The Apple-Google model carries the process out on the handsets themselves, making it more difficult for the authorities or potentially hackers to de-anonymise the records and use them for other means.
One advantage of the switch – if deployed – is that the NHS Covid-19 app would be able to overcome a limitation of iPhones and carry out Bluetooth “handshakes” when the software is running in the background.
Another is that it should be easier to make the app compatible with other countries’ counterparts, which are based on the same system – including the Republic of Ireland and Germany.
Earlier in the week, the European Commission said that France – which had adopted a centralised app – would face challenges in this regard.
“This is a welcome, if a heavily and unnecessarily delayed, move,” commented Dr Michael Veale from the DP3T group, which promotes the decentralised model.
“The Google-Apple system in a way is home-grown: originating with research at a large consortium of universities led by Switzerland and including UCL in the UK.”
He added that developers should be able to adapt code already being used by Germany and Switzerland if required.
If Baroness Harding decides the Apple-Google tech is never good enough to roll out, then another alternative might be a system based on wearable tech.
Singapore recently ordered 300,000 dongles to test as an alternative.
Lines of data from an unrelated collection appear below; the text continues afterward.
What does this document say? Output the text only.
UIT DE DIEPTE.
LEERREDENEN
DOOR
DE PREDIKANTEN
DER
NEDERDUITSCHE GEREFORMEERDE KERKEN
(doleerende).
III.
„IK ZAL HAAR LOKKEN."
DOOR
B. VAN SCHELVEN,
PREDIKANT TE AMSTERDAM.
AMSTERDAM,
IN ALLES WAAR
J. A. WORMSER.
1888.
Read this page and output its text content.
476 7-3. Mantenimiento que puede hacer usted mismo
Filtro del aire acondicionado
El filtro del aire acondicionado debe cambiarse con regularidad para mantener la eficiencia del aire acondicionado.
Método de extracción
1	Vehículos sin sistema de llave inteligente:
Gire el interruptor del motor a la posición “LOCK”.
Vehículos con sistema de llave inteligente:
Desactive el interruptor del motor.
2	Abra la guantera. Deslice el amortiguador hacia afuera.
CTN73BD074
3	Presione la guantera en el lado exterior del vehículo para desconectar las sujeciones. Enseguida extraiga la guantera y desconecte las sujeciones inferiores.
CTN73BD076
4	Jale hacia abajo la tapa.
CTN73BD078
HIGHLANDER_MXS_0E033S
Rather than uploading data over the internet, users will physically hand them over if they test positive for the virus, allowing recent contacts to be flagged.
Baroness Harding’s team is monitoring it and other innovations, but for now intends to focus on manual contact tracing carried out by humans.
While the government is still set to launch an app of some kind across England, health is a devolved issue.
As a consequence, Northern Ireland, Scotland and Wales have still to commit to the initiative.
“We will continue to work with the UK government to gather the information we need on data integration, technical information and overall timescales before making any decisions on whether or not to support its use,” a spokesman for the Scottish government told the BBC.
A spokeswoman for the Northern Ireland Executive added: “People in Northern Ireland already have access to a symptom checker and advice app called Covid-19 NI, which more than 50,000 have downloaded and use regularly. This helps people to improve access to information, particularly when they have been advised to self-isolate.”